Chapel Talk – January 30, 2012
First of all, I’d like to welcome
our visitors this morning. 30 Grade Ten students and six of their teachers have
joined us today from the High School affiliated to Beijing Normal University to further our work together as sister schools. They’ve been in
the states for 20 days, visiting colleges like Yale, Columbia, MIT, and Tulane
and they return to Beijing tomorrow morning. I hope many of you will be able to
visit with them today and to join us for an early dinner in Calvert at 5:30
this evening.
Secondly, I’d like to
share an anecdote I read as told by my favorite author – the late David Foster
Wallace, but it’s not original to him, and some of you may know it
from some other source. Two young trout are swimming along and meet an older
trout swimming in the other direction. He nods at them as they pass each other
and says, affably, “Morning, kids! How’s the water?” After the two young trout
swim on for a bit, one turns to the other and asks, “What the heck is water?”

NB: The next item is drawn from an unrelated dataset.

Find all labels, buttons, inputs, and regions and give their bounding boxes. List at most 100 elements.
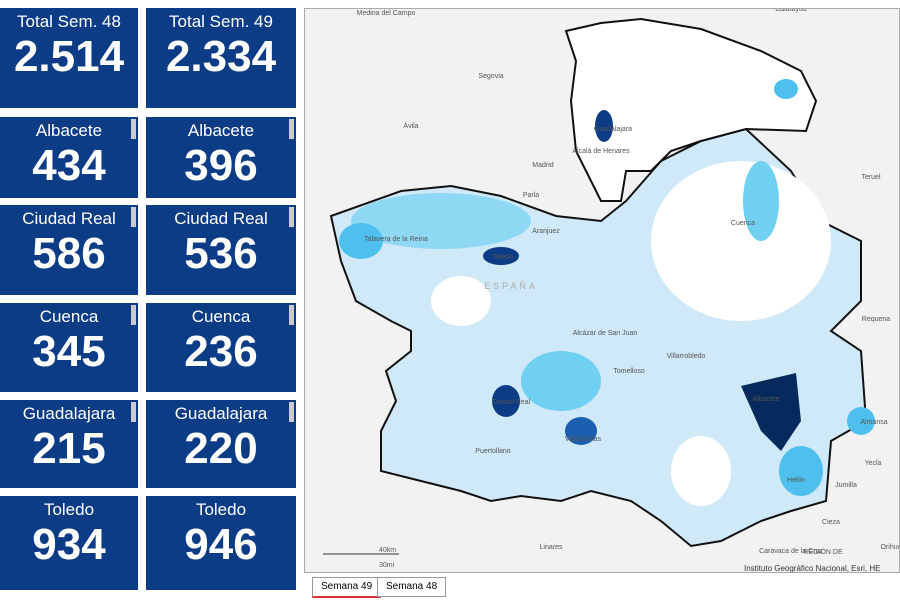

Wallace describes the point of the anecdote—that the most obvious, important
realities are often the ones that are hardest to see and talk about—as “a banal
platitude with life and death importance.”
We’re all on a
journey of some sort but it’s usually not very clear where we’re headed and how
we’re actually making progress. Often times, here in chapel and elsewhere, we
discuss ‘callings’ and being driven toward one thing or another in our lives.

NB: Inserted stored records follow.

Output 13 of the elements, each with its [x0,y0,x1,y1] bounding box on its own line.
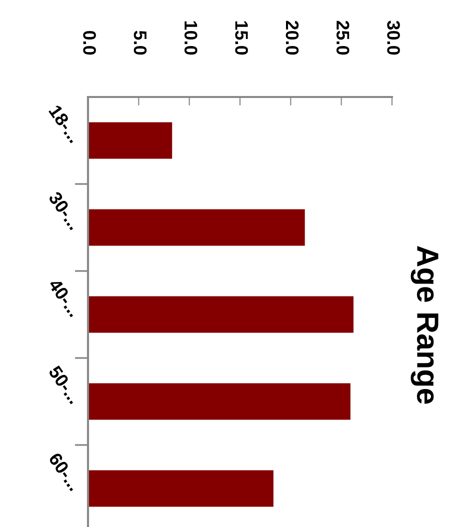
x-tick-label: 20.0 [286,20,299,55]
bar [88,470,274,507]
bar [88,209,305,246]
x-tick-label: 30.0 [387,20,400,55]
x-tick-label: 0.0 [83,30,96,55]
bar [88,122,172,159]
x-tick-label: 10.0 [184,21,198,55]
bar [88,383,350,420]
text: Age Range [410,246,438,404]
x-tick-label: 25.0 [336,20,350,55]
bar [88,296,354,333]
x-tick-label: 5.0 [134,30,147,55]
x-tick-label: 15.0 [235,21,248,55]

Teaching is a calling of sorts, as is being a social worker, a priest, or any
number of pursuits. In fact, whatever it is that you have as your ‘calling’, it
is of equal worth to others’ callings provided you pursue your work with
honesty, dignity, and with real commitment.
I suppose one
could argue that pursuing a life as an international criminal may provide less
value than other, more noble pursuits, but let’s leave that for another
discussion and assume that each of us in this space has at least some idea
about the direction our lives are headed. Some of us may already have a clear
notion about our actual calling while others are only beginning to think about
this idea.
Think for a
minute now about what your calling might be. How many of you have some idea
about your plans in life? How many have a very clear idea and have already
begun your work toward those aims? How many are just wanting to know what the
math homework is tonight and for me to stop asking such annoying questions?
A good question
to ask yourselves in your search for yourself, is what is the water in which I
swim and how does it shape me as I move through life? The young trout were
surprised by their elder’s question and probably hadn’t considered the idea
that the fact that they were in water was an incredibly important and critical
fact of their lives – it was the context in which they lived and defined them in
very specific terms. Being aware of the context is the first and most important
step toward deciding to act with courage and to shape our lives with meaning.
The anecdote
has another meaning as well – the fact that the elder trout took time to point
out to the youngsters that they were, in fact, in water, and to inquire as to
how they were dealing with that is what your teachers and parents try to do
each and every day.
The courses you
take and the decisions you make, both creatively and analytically, literally
describe the water around you in ever increasing detail and when your eyes and
minds are open, you will find that your ability to swim will dramatically
improve based on your understanding of your surroundings, and thereby the path
you’re on.
To conclude, I
challenge you to stop taking things for granted, to ask questions that not only
help you understand your world, but most importantly, questions that help you
to understand others in the world. We may swim in the same waters as others in
this School, so we’d better make an effort to hear how our friends,
acquaintances, and those we don’t know are experiencing their lives. We’re all
at different points on our journeys toward our calling and I for one appreciate
the opportunity to see my progress in ways I’ve not considered.
Thank you. Be a
force for good. Enjoy the rest of your day.